A briga aqui é boa. Leipzig tem o museu da Stasi, a polícia soviética, além de coleções do Museu de Arte Moderna. Mas Dresden ganha só pela presença do museu Staatliche Kunstsammlungen. Destruído na Segunda Guerra, o palácio continua a ser reconstruído. Seu acervo foi salvo do bombardeio aliado e suas peças devolvidas ao antigo museu tempos depois.

Vida noturna
Dresden 0 x 1 Leipzig

Neustadt, em Dresden, vira uma festa todos os finais de semana, com seus pubs.
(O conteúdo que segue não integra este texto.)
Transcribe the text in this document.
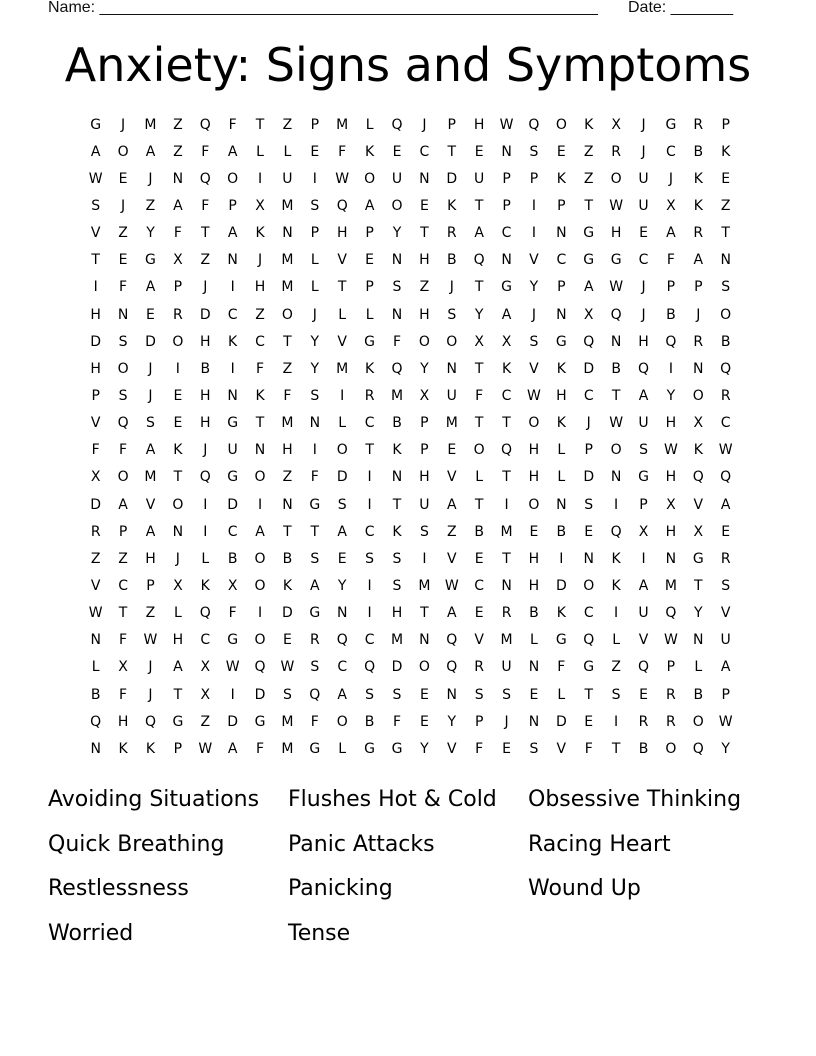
Name: ________________________________________________________ Date: _______
Anxiety: Signs and Symptoms
G	J	M	Z	Q	F	T	Z	P	M	L	Q	J	P	H	W	Q	O	K	X	J	G	R	P
A	O	A	Z	F	A	L	L	E	F	K	E	C	T	E	N	S	E	Z	R	J	C	B	K
W	E	J	N	Q	O	I	U	I	W	O	U	N	D	U	P	P	K	Z	O	U	J	K	E
S	J	Z	A	F	P	X	M	S	Q	A	O	E	K	T	P	I	P	T	W	U	X	K	Z
V	Z	Y	F	T	A	K	N	P	H	P	Y	T	R	A	C	I	N	G	H	E	A	R	T
T	E	G	X	Z	N	J	M	L	V	E	N	H	B	Q	N	V	C	G	G	C	F	A	N
I	F	A	P	J	I	H	M	L	T	P	S	Z	J	T	G	Y	P	A	W	J	P	P	S
H	N	E	R	D	C	Z	O	J	L	L	N	H	S	Y	A	J	N	X	Q	J	B	J	O
D	S	D	O	H	K	C	T	Y	V	G	F	O	O	X	X	S	G	Q	N	H	Q	R	B
H	O	J	I	B	I	F	Z	Y	M	K	Q	Y	N	T	K	V	K	D	B	Q	I	N	Q
P	S	J	E	H	N	K	F	S	I	R	M	X	U	F	C	W	H	C	T	A	Y	O	R
V	Q	S	E	H	G	T	M	N	L	C	B	P	M	T	T	O	K	J	W	U	H	X	C
F	F	A	K	J	U	N	H	I	O	T	K	P	E	O	Q	H	L	P	O	S	W	K	W
X	O	M	T	Q	G	O	Z	F	D	I	N	H	V	L	T	H	L	D	N	G	H	Q	Q
D	A	V	O	I	D	I	N	G	S	I	T	U	A	T	I	O	N	S	I	P	X	V	A
R	P	A	N	I	C	A	T	T	A	C	K	S	Z	B	M	E	B	E	Q	X	H	X	E
Z	Z	H	J	L	B	O	B	S	E	S	S	I	V	E	T	H	I	N	K	I	N	G	R
V	C	P	X	K	X	O	K	A	Y	I	S	M	W	C	N	H	D	O	K	A	M	T	S
W	T	Z	L	Q	F	I	D	G	N	I	H	T	A	E	R	B	K	C	I	U	Q	Y	V
N	F	W	H	C	G	O	E	R	Q	C	M	N	Q	V	M	L	G	Q	L	V	W	N	U
L	X	J	A	X	W	Q	W	S	C	Q	D	O	Q	R	U	N	F	G	Z	Q	P	L	A
B	F	J	T	X	I	D	S	Q	A	S	S	E	N	S	S	E	L	T	S	E	R	B	P
Q	H	Q	G	Z	D	G	M	F	O	B	F	E	Y	P	J	N	D	E	I	R	R	O	W
N	K	K	P	W	A	F	M	G	L	G	G	Y	V	F	E	S	V	F	T	B	O	Q	Y
Avoiding Situations	Flushes Hot & Cold	Obsessive Thinking
Quick Breathing	Panic Attacks	Racing Heart
Restlessness	Panicking	Wound Up
Worried	Tense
Mas Leipzig ganha com as baladas do sul da cidade, como o Werk II, casa de shows instalada num prédio de aspecto abandonado.

Caminhadas
Dresden 1 x 0 Leipzig

Ao sul de Leipzig, o lago Markkleeberg vira uma praia nos dias quentes. Há também o Festival do Peixe, com comidas típicas. Já Dresden conta com as margens do rio Elba para um passeio despreocupado, e ainda com vista para a cidade.

Música
Dresden 1 x 1 Leipzig

Ópera é dominante em Dresden, que tem duas apresentações diárias no teatro Semperoper, mas Leipzig foi a cidade de Bach, e isso não pode ser ignorado. Na igreja luterana de São Tomás está não só o túmulo do compositor como também o órgão em que ele tocava, além de uma exposição de instrumentos musicais e partituras de sua época. Logo à frente da igreja, o Museu de Bach reúne toda a vida do compositor.

Monumentos históricos
Dresden 0 x 1 Leipzig

A Batalha das Nações entrega de bandeja este tópico a Leipzig. O maior monumento da Europa permite ao visitante uma visão completa de toda a área em volta da cidade. Dresden tem também seu triunfo, bem mais escondido: no subsolo da Frauerkirche, uma escultura moderna de Anish Kapoor decora o salão de pedra, imperdível.

Arquitetura
Dresden 1 x 0 Leipzig

A antiga capital da Alemanha Oriental mistura referências de diversas épocas num mesmo espaço. Desde a igreja Frauerkirche, reconstruída depois do bombardeio de 1945, até prédios modernos e a pesada arquitetura socialista. O jardim do Palácio Zwinger também vale a visita. Leipzig tem histórias curiosas em seu centro histórico, como o antigo prédio da prefeitura, de 1556, que foi construído em apenas nove meses.

Resultado:
Dresden 4 x 4 Leipzig

Seria injusto eleger a melhor das duas cidades. O ideal é que, já estando em uma delas, pegue um trem na estação central e em pouco mais de uma hora chegue até a outra. Assim, o turista pode eleger sua preferida.